Types of Egg Laying Mammals
There are two families of mammals which lay soft-shelled eggs: the echidnas and the platypus. The development within the egg is very brief, and in all other aspects, the monotremes as they are called, resemble other mammals.
The echidna is also known as the spiny anteater because it has a spiny coat, which protects it from predators. When alarmed the echidna curls up into a ball or, if it is one soft soil, it will dig rapidly down so that in seconds, only its spines are visible.
The female echidna has a pouch, into which she lays her single egg. The egg hatches after 10 days and the young will remain in the pouch until its spines begin growing. As in other mammals, the young feeds on its mother’s milk. Milk is produced by milk patches as echidnas have no teats. They young sucks the milk as it trickles through its mother’s fur. When not breeding echidnas live alone. The feed mainly on ants and termites and shelter in hollow logs or under thick vegetation. Breeding females dig a short burrow.

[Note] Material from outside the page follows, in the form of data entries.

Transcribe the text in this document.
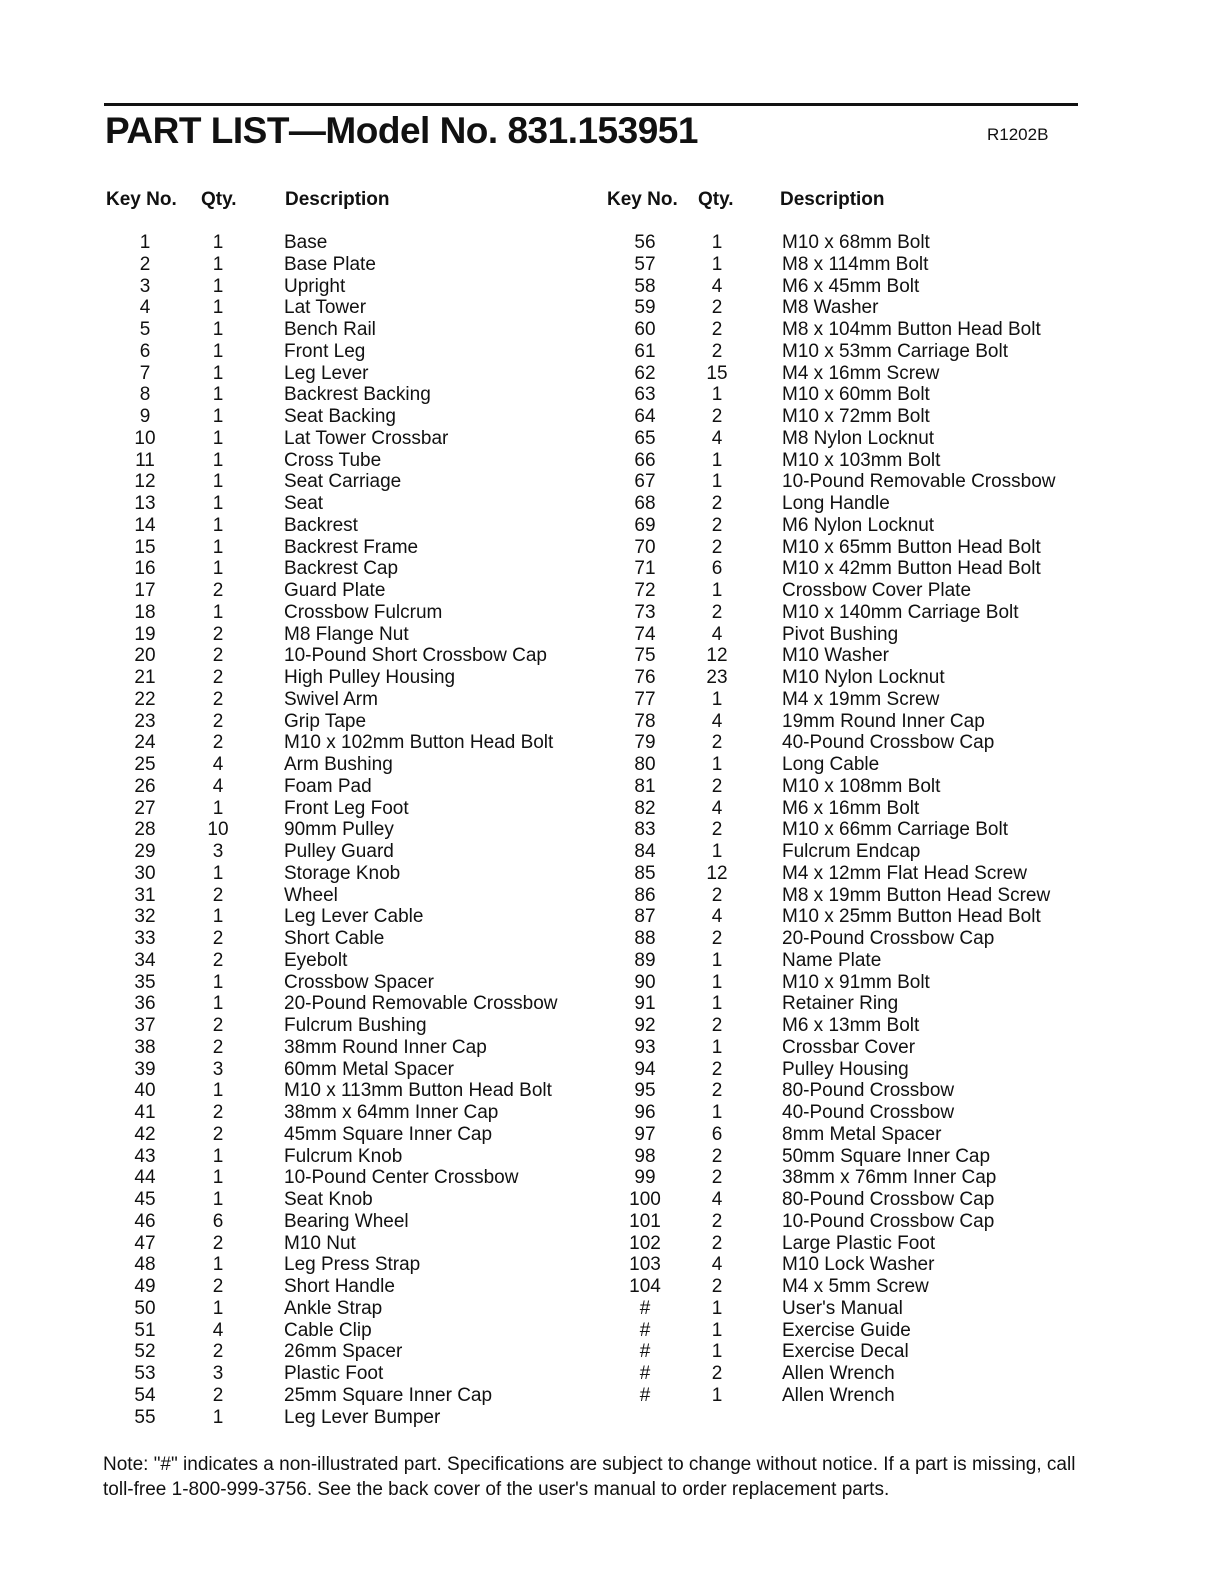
PART LIST—Model No. 831.153951	R1202B
Key No. Qty.	Description	Key No. Qty. Description
1	1	Base
2	1	Base Plate
3	1	Upright
4	1	Lat Tower
5	1	Bench Rail
6	1	Front Leg
7	1	Leg Lever
8	1	Backrest Backing
9	1	Seat Backing
10	1	Lat Tower Crossbar
11	1	Cross Tube
12	1	Seat Carriage
13	1	Seat
14	1	Backrest
15	1	Backrest Frame
16	1	Backrest Cap
17	2	Guard Plate
18	1	Crossbow Fulcrum
19	2	M8 Flange Nut
20	2	10-Pound Short Crossbow Cap
21	2	High Pulley Housing
22	2	Swivel Arm
23	2	Grip Tape
24	2	M10 x 102mm Button Head Bolt
25	4	Arm Bushing
26	4	Foam Pad
27	1	Front Leg Foot
28	10	90mm Pulley
29	3	Pulley Guard
30	1	Storage Knob
31	2	Wheel
32	1	Leg Lever Cable
33	2	Short Cable
34	2	Eyebolt
35	1	Crossbow Spacer
36	1	20-Pound Removable Crossbow
37	2	Fulcrum Bushing
38	2	38mm Round Inner Cap
39	3	60mm Metal Spacer
40	1	M10 x 113mm Button Head Bolt
41	2	38mm x 64mm Inner Cap
42	2	45mm Square Inner Cap
43	1	Fulcrum Knob
44	1	10-Pound Center Crossbow
45	1	Seat Knob
46	6	Bearing Wheel
47	2	M10 Nut
48	1	Leg Press Strap
49	2	Short Handle
50	1	Ankle Strap
51	4	Cable Clip
52	2	26mm Spacer
53	3	Plastic Foot
54	2	25mm Square Inner Cap
55	1	Leg Lever Bumper
56	1	M10 x 68mm Bolt
57	1	M8 x 114mm Bolt
58	4	M6 x 45mm Bolt
59	2	M8 Washer
60	2	M8 x 104mm Button Head Bolt
61	2	M10 x 53mm Carriage Bolt
62	15	M4 x 16mm Screw
63	1	M10 x 60mm Bolt
64	2	M10 x 72mm Bolt
65	4	M8 Nylon Locknut
66	1	M10 x 103mm Bolt
67	1	10-Pound Removable Crossbow
68	2	Long Handle
69	2	M6 Nylon Locknut
70	2	M10 x 65mm Button Head Bolt
71	6	M10 x 42mm Button Head Bolt
72	1	Crossbow Cover Plate
73	2	M10 x 140mm Carriage Bolt
74	4	Pivot Bushing
75	12	M10 Washer
76	23	M10 Nylon Locknut
77	1	M4 x 19mm Screw
78	4	19mm Round Inner Cap
79	2	40-Pound Crossbow Cap
80	1	Long Cable
81	2	M10 x 108mm Bolt
82	4	M6 x 16mm Bolt
83	2	M10 x 66mm Carriage Bolt
84	1	Fulcrum Endcap
85	12	M4 x 12mm Flat Head Screw
86	2	M8 x 19mm Button Head Screw
87	4	M10 x 25mm Button Head Bolt
88	2	20-Pound Crossbow Cap
89	1	Name Plate
90	1	M10 x 91mm Bolt
91	1	Retainer Ring
92	2	M6 x 13mm Bolt
93	1	Crossbar Cover
94	2	Pulley Housing
95	2	80-Pound Crossbow
96	1	40-Pound Crossbow
97	6	8mm Metal Spacer
98	2	50mm Square Inner Cap
99	2	38mm x 76mm Inner Cap
100	4	80-Pound Crossbow Cap
101	2	10-Pound Crossbow Cap
102	2	Large Plastic Foot
103	4	M10 Lock Washer
104	2	M4 x 5mm Screw
#	1	User's Manual
#	1	Exercise Guide
#	1	Exercise Decal
#	2	Allen Wrench
#	1	Allen Wrench
Note: "#" indicates a non-illustrated part. Specifications are subject to change without notice. If a part is missing, call toll-free 1-800-999-3756. See the back cover of the user's manual to order replacement parts.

When a platypus skin arrived in Britain in 1798 everyone thought it was a hoax. It took nearly 200 years before this strange little animal was accepted as a proper mammal. Not only does the platypus lay eggs, but it is also poisonous. Male platypuses have a horny spur behind the rear ankle which can be used, by way of a sharp kick, to deliver an injection of poison to an attacker. Enough poison is released to kill a dog. The platypus lays two eggs in a special breeding burrow. When the young hatch she will feed them with milk. Platypuses are found close to water as they feed almost entirely on small water creatures, in particular insect larvae.